Slow Carb Diet - this diet was introduced by Tim Ferris in his best-selling book "The 4-Hour Body". The key premise is that you follow the rules of a low-carb diet for six consecutive days, followed by a "cheat day" where all bets are off. It allows for some flexibility on dairy products such as cottage cheese, low glycemic carbohydrates like lentils/black beans, and last but not least up to two glasses of red wine daily. The one cheat day per week allows you to eat as many non-approved foods as you'd like. This diet is based on 5 rules...

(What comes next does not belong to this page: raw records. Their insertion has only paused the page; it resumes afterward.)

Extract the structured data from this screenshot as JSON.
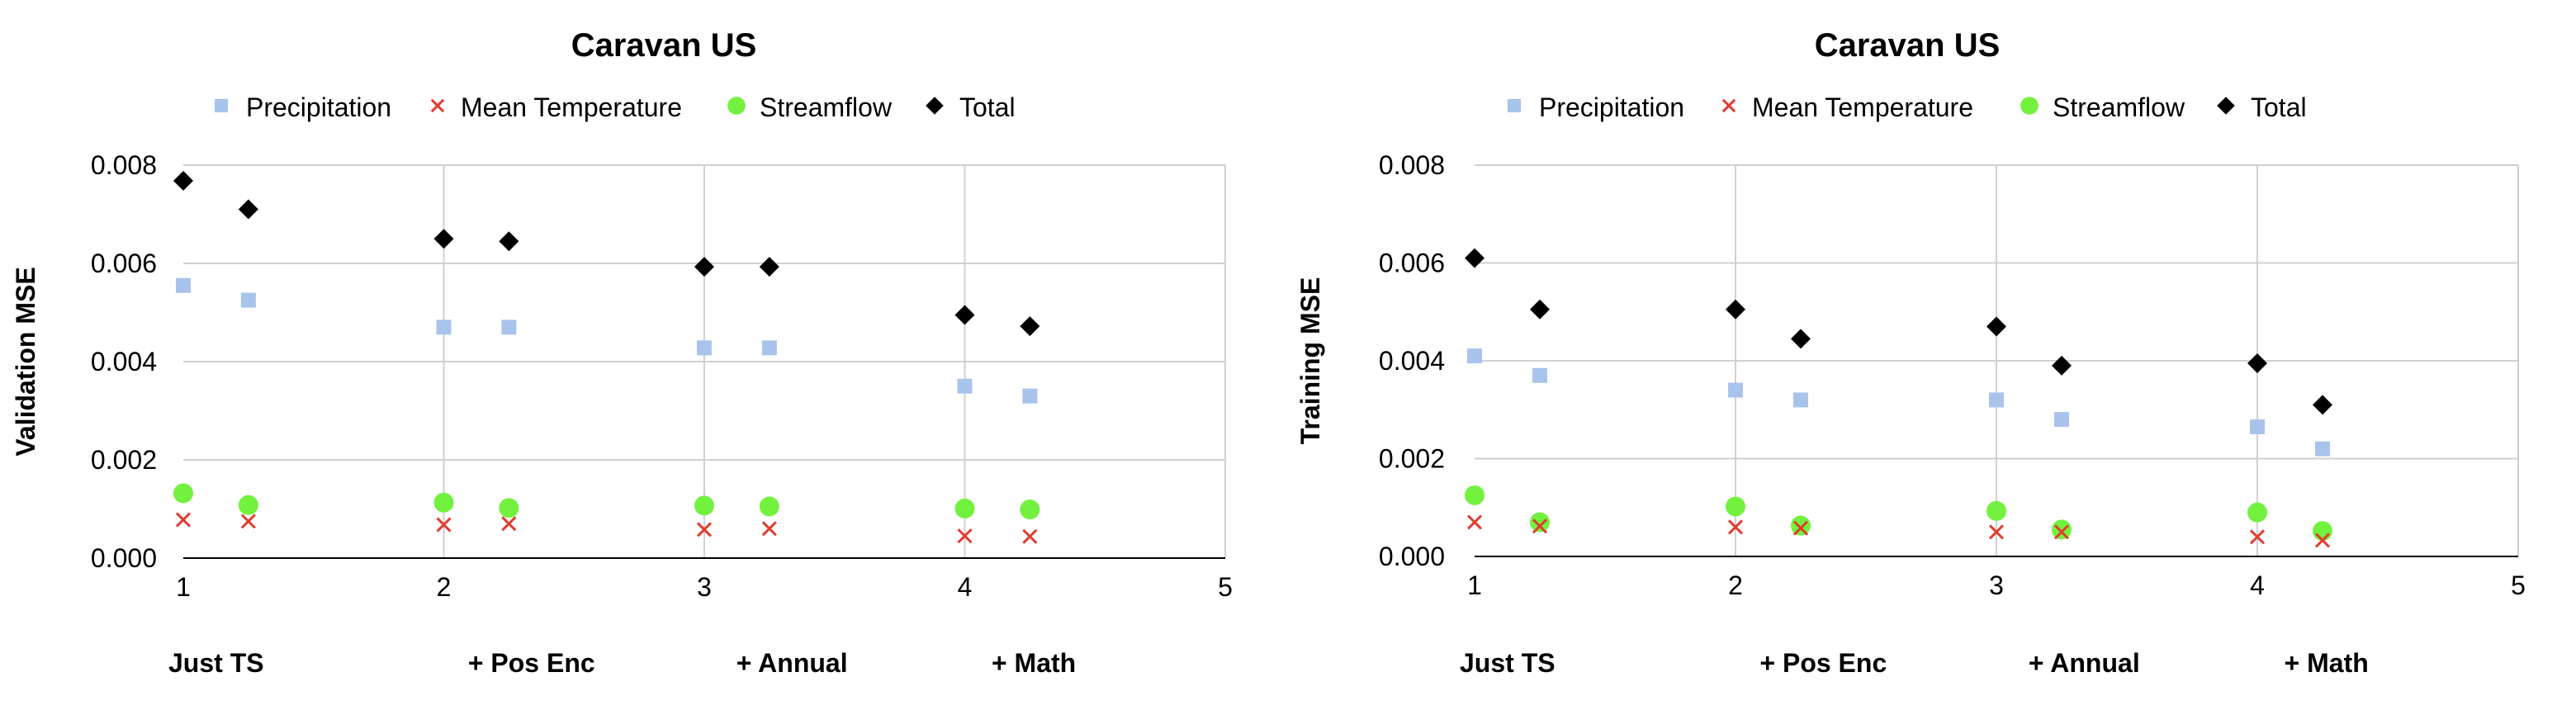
{
  "colors": {
    "precipitation": "#a9c4eb",
    "mean_temperature": "#e03c31",
    "streamflow": "#72f23e",
    "total": "#000000",
    "grid": "#d0d0d0"
  },
  "chart_data": [
    {
      "type": "scatter",
      "title": "Caravan US",
      "xlabel": "",
      "ylabel": "Validation MSE",
      "xlim": [
        1,
        5
      ],
      "ylim": [
        0,
        0.008
      ],
      "x_ticks": [
        "1",
        "2",
        "3",
        "4",
        "5"
      ],
      "y_ticks": [
        "0.000",
        "0.002",
        "0.004",
        "0.006",
        "0.008"
      ],
      "group_labels": [
        {
          "label": "Just TS",
          "x": 1.0
        },
        {
          "label": "+ Pos Enc",
          "x": 2.15
        },
        {
          "label": "+ Annual",
          "x": 3.18
        },
        {
          "label": "+ Math",
          "x": 4.16
        }
      ],
      "x": [
        1,
        1.25,
        2,
        2.25,
        3,
        3.25,
        4,
        4.25
      ],
      "series": [
        {
          "name": "Precipitation",
          "marker": "square",
          "values": [
            0.00555,
            0.00525,
            0.0047,
            0.0047,
            0.00428,
            0.00428,
            0.0035,
            0.0033
          ]
        },
        {
          "name": "Mean Temperature",
          "marker": "x",
          "values": [
            0.00078,
            0.00075,
            0.00068,
            0.0007,
            0.00058,
            0.0006,
            0.00045,
            0.00044
          ]
        },
        {
          "name": "Streamflow",
          "marker": "circle",
          "values": [
            0.00132,
            0.00108,
            0.00113,
            0.00102,
            0.00107,
            0.00105,
            0.00101,
            0.00099
          ]
        },
        {
          "name": "Total",
          "marker": "diamond",
          "values": [
            0.00768,
            0.0071,
            0.0065,
            0.00645,
            0.00593,
            0.00593,
            0.00495,
            0.00472
          ]
        }
      ],
      "legend_position": "top"
    },
    {
      "type": "scatter",
      "title": "Caravan US",
      "xlabel": "",
      "ylabel": "Training MSE",
      "xlim": [
        1,
        5
      ],
      "ylim": [
        0,
        0.008
      ],
      "x_ticks": [
        "1",
        "2",
        "3",
        "4",
        "5"
      ],
      "y_ticks": [
        "0.000",
        "0.002",
        "0.004",
        "0.006",
        "0.008"
      ],
      "group_labels": [
        {
          "label": "Just TS",
          "x": 1.0
        },
        {
          "label": "+ Pos Enc",
          "x": 2.15
        },
        {
          "label": "+ Annual",
          "x": 3.18
        },
        {
          "label": "+ Math",
          "x": 4.16
        }
      ],
      "x": [
        1,
        1.25,
        2,
        2.25,
        3,
        3.25,
        4,
        4.25
      ],
      "series": [
        {
          "name": "Precipitation",
          "marker": "square",
          "values": [
            0.0041,
            0.0037,
            0.0034,
            0.0032,
            0.0032,
            0.0028,
            0.00265,
            0.0022
          ]
        },
        {
          "name": "Mean Temperature",
          "marker": "x",
          "values": [
            0.0007,
            0.00062,
            0.0006,
            0.00058,
            0.0005,
            0.0005,
            0.0004,
            0.00033
          ]
        },
        {
          "name": "Streamflow",
          "marker": "circle",
          "values": [
            0.00125,
            0.0007,
            0.00102,
            0.00063,
            0.00093,
            0.00055,
            0.0009,
            0.00052
          ]
        },
        {
          "name": "Total",
          "marker": "diamond",
          "values": [
            0.0061,
            0.00505,
            0.00505,
            0.00445,
            0.0047,
            0.0039,
            0.00395,
            0.0031
          ]
        }
      ],
      "legend_position": "top"
    }
  ]
}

1. Avoid white carbohydrates - breads, pastas, cereals, oats, etc
2. Eat the same meals repeatedly - mix and match proteins, legumes, vegetables, healthy fats, and spices
3. Don't drink calories - only water and calorie free beverages
4. Don't eat fruit - as fructose can delay the weight loss process
5. Have a cheat day - eat any foods that you enjoy after 6 days of consecutive low carb days
Vegan - since most low carb diets only require a moderate protein intake, it's still possible to reap the benefits of nutritional ketosis even if you're averse to eating meat. Low carb tofu, meat substitutes, protein powders, nuts/seeds, nut based vegan cheese and yogurts, and hemp hearts are all adequate plant centered protein sources that are lower in carbohydrates. While you may have to adjust your ratio of protein/carbs to allow for a slightly higher carbohydrate intake (especially for legumes), you'll still be getting the bulk of your calories from healthy fats such as oils, avocados, and nuts. Because vitamins and minerals in a traditional vegan diet typically come from high carb sources it's recommended to take a multivitamin and omega-3 supplement to get enough necessary micronutrients.